The amendment was intended to assure state powers to those Americans mistrustful of a national government. It was a guarantee that the states retained the power of self-government on matters that did not fall within the purview of Congress, that is, matters which did not require national unity or power.

For many years the Supreme Court vacillated with respect to the force of the Tenth Amendment, between emphasizing its power in some decisions, and finding that it did not limit the power of Congress to legislate in others. In 1941, in a New Deal case in which the Supreme Court upheld federal power, Justice Harlan Stone wrote, "Our opinion is unaffected by the Tenth Amendment, which [states] but a truism that all is retained that is not surrendered."
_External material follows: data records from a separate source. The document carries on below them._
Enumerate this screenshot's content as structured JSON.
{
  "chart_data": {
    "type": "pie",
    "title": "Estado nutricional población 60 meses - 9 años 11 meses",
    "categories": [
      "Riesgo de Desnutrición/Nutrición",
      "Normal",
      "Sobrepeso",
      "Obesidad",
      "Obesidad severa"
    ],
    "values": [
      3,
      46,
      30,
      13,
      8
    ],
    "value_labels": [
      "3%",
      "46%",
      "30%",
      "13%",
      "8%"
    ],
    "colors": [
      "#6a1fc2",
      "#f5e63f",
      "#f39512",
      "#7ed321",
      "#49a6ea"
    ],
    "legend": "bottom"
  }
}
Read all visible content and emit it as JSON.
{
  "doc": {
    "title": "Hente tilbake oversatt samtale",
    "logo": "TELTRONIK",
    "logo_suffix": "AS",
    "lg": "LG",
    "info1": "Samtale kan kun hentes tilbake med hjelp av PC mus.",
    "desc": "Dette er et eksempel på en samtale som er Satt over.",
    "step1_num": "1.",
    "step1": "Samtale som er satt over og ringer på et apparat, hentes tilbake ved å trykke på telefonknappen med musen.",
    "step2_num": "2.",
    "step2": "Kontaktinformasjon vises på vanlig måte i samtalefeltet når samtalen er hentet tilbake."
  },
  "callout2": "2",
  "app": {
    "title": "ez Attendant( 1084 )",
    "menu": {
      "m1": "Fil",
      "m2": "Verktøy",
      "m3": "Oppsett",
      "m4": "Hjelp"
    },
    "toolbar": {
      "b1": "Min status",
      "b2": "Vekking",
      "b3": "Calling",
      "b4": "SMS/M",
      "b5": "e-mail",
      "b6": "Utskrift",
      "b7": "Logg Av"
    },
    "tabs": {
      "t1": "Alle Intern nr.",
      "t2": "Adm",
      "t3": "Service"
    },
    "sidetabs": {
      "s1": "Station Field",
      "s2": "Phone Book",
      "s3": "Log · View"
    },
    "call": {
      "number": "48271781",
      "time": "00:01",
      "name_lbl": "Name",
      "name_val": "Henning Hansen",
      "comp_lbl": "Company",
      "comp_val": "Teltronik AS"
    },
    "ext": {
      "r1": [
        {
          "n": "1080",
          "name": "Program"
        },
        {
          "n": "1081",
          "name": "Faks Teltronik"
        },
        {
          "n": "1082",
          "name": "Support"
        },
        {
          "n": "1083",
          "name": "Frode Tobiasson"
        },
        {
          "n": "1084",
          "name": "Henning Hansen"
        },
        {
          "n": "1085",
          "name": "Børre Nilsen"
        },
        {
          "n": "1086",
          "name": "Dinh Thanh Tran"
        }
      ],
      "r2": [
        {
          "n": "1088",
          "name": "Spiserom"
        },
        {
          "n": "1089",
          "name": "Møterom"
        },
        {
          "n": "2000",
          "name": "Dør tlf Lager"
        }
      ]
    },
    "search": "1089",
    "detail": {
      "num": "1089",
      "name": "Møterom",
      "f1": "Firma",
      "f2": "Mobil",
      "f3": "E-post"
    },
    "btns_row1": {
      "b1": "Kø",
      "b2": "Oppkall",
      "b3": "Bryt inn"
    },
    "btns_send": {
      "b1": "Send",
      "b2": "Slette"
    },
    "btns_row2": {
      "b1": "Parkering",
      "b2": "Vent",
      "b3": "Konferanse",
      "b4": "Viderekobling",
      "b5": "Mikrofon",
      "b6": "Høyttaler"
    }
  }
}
That represented the nadir of Tenth Amendment jurisprudence, but it was not dead, only sleeping. In 1992, in the first of two cases holding that the

Tenth Amendment prevented the federal government from "commandeering" state government, the Supreme Court held that a provision requiring the states to take title to low level radioactive waste exceeded the powers of Congress because it ordered the state to take certain legislative actions (New York v. United States). It was the first case holding, as a basis of decision, that the Tenth Amendment prevented the federal government from giving direct orders to the states.

It was followed in 1997 by Printz v. United States, which reached the same conclusion with respect to a law that directed state officials to undertake certain responsibilities under federal gun sales background check legislation.

The rationales for these decisions were tripartite: the limitation on the powers of Congress rule serves as "one of the structural safeguards of liberty ... promotes political accountability ... and prevents Congress from shifting the cost of regulation to the States."

These two precedents doomed the scheme of PASPA. Congress, rather than simply passing a law that prohibited or regulated sports gambling, which it had the clear power to do, chose to act upon the states. PASPA prohibits the states from sponsoring, operating, promoting, licensing or authorizing by law any gambling scheme. Or allowing any person to do so.

The legislation directed the states what not to do, and the Supreme Court, by a 7-2 vote read this as an interference with the sovereignty guaranteed by the Tenth Amendment.

Justice Samuel Alito, writing for the court, was emphatic: "It is as if federal officers were installed in state legislative chambers and were armed with the authority to stop legislators from voting on any offending proposals. A more direct affront to state sovereignty is difficult to imagine."

After this constitutional history, what has the Supreme Court's holding to do with sports gambling? The ruling takes no account of the effects of gambling on college and professional sports, the risks of corruption, the social benefits or costs of wagering, and does not consider the many economic interests impacted by the sea change which is certain to ensue.

The question decided by the court is one of federalism and separation of powers between the states and the federal government. The Constitution set down the rules governing these principles in another millennium, with the effect that they have become the basis of decision for all time...at least so far.

The Federalist Papers, written in support of ratification of the Constitution, said that under the Constitution the states retained "a residuary and inviolable sovereignty." (No. 39) Madison, the author of those words, never gave nor received points on a football wager. But his words and concepts will no doubt result in generating a veritable tsunami of opportunities for the public to try its prognosticating skills against professional oddsmakers.